Daha sonra konuşmaya devam etti. "Onun önünde öfkene hakim ol. Kızın kalbi var, biliyorsun." Kanepenin üstündeki ceketimi aldım ve hızla ormana onu aramak için geri döndüm.

ᴊᴇɴɴɪᴇ

"Sehun'la olmam gerekiyordu. O kadar numara arasından nasıl benimle aynı numarayı seçersin!" Nayeon'la Xuimin her zamanki gibi atışıyorlardı. Bende etrafa bakınarak Jimin'i arıyordum.

Dün gece Hanbin tarafından ormanın ortasında terkedildiğimde, beni Jimin bulmuş ve benimle ilgilenen gene Jimin olmuştu. Üşüyorum diye hırkasını bile vermişti.

"Neredeydin?"

Hanbin elleri ceplerinde bana doğru geliyordu. Şaşırarak ona baktım. "Neden buradasın?"

"Her yerde seni aradım!"

Tam yanından gidecekken sesini alçaltıp konuşması beni durdurdu. "Kalbin nasıl? İyi misin?"

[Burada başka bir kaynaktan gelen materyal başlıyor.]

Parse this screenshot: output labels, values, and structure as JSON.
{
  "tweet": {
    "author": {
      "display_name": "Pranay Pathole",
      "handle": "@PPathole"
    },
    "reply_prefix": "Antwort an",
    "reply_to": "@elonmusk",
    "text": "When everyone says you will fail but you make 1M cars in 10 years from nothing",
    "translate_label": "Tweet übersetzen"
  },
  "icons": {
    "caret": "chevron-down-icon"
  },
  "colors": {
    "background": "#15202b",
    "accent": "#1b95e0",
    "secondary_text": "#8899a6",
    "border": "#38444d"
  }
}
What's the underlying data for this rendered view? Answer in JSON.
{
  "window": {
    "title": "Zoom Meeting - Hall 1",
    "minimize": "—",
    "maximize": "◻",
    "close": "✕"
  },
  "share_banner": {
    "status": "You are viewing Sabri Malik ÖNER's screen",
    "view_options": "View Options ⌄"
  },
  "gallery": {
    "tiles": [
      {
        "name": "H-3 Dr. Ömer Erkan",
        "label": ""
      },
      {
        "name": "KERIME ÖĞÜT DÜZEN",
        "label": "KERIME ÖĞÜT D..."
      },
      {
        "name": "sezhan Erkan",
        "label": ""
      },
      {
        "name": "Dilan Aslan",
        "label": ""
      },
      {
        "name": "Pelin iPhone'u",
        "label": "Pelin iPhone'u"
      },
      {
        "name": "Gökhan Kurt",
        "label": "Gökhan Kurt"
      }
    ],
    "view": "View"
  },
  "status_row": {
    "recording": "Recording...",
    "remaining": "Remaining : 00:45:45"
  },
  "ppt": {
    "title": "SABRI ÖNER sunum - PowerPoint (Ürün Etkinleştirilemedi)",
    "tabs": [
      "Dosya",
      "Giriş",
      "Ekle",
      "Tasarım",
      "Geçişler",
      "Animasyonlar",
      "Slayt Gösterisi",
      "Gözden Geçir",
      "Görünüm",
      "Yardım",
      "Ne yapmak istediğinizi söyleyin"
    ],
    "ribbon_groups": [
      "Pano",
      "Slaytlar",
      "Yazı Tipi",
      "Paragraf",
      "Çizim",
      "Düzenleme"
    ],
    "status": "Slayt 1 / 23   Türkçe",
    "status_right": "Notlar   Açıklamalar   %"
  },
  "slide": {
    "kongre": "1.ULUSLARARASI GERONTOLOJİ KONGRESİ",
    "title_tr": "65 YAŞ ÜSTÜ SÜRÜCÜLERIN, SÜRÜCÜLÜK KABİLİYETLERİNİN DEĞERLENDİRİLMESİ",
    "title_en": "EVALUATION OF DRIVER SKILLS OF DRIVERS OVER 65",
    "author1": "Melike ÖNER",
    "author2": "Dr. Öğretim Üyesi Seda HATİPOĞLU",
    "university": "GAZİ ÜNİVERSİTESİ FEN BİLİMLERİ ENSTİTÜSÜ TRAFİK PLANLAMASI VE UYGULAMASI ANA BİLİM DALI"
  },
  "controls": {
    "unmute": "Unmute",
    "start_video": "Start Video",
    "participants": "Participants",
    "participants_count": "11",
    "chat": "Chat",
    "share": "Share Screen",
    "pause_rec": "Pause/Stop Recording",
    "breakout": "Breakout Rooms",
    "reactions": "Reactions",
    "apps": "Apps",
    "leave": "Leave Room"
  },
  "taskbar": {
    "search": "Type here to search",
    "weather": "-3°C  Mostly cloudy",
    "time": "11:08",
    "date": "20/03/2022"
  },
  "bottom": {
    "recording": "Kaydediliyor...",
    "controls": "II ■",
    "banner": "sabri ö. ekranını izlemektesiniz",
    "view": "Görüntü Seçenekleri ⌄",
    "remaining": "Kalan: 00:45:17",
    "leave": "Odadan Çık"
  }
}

Ne saçmalıyordu? "Neyin var senin?"

"Senin için endişeleniyorum."

Bu şekilde davranmasına asla alışkın olmadığım için şaşkınlığımı gizleyemeyerek konuştum. "Ne dedin?"

"Unut gitsin."

Beş dakika sonra otobüs kalkacağı için yerlerimizi almıştık. Aklım hala Hanbin'in çocukluğumuzdan bu yana ilk defa böyle davranmasındaydı. Buruk bir şekilde gülümsedim. Yine neden bunu düşünüyordum ki? Her böyle düşünüşümde tekrar bana çelme takıyordu. Yine aynıları tekrarlanacağından adım kadar emindim.

Tatilin sonraki gününde okulda Xuimin tatilden çektiği fotoğrafları iki tahtaya asmış, parayla satıyordu. Tahta özellikle A3'ün fotoğraflarıyla doluydu. Okulun tüm kızları saçma bir şekilde oraya gitmiş, onların fotoğraflarından satın almışlardı.

Nayeon elinde fotoğraflarla yanıma oturdu. Sehun'un olduğu fotoğrafları göstererek gülümsedi. "Sence de çok yakışıklı değil mi?"

Ona hiçbir tepki vermeden baktım. "Arkadaşlar ne içindir? Senin içinde bir kaç tane var." Önüme iki tane fotoğrafı koydu. Fotoğrafların birinde Hanbin'le, diğerinde tektim. Ancak arkada Jimin de boy göstermişti.

Gülümseyerek tek olduğum fotoğrafı aldım. "Sadece bunu istiyorum."

Elimden fotoğraf bir anda çekildi. "Ama ben içinde değilim." Kafamı kaldırdığımda Hanbin olduğunu gördüm.

"Aynen. Bu yüzden sadece bunu istiyorum." Elindeki fotoğrafı çekip gülümseyerek bakmaya devam ettim. Kendisiyle olan fotoğrafı alıp gözümün önüne doğru getirdi. "Bunu istemiyor musun?"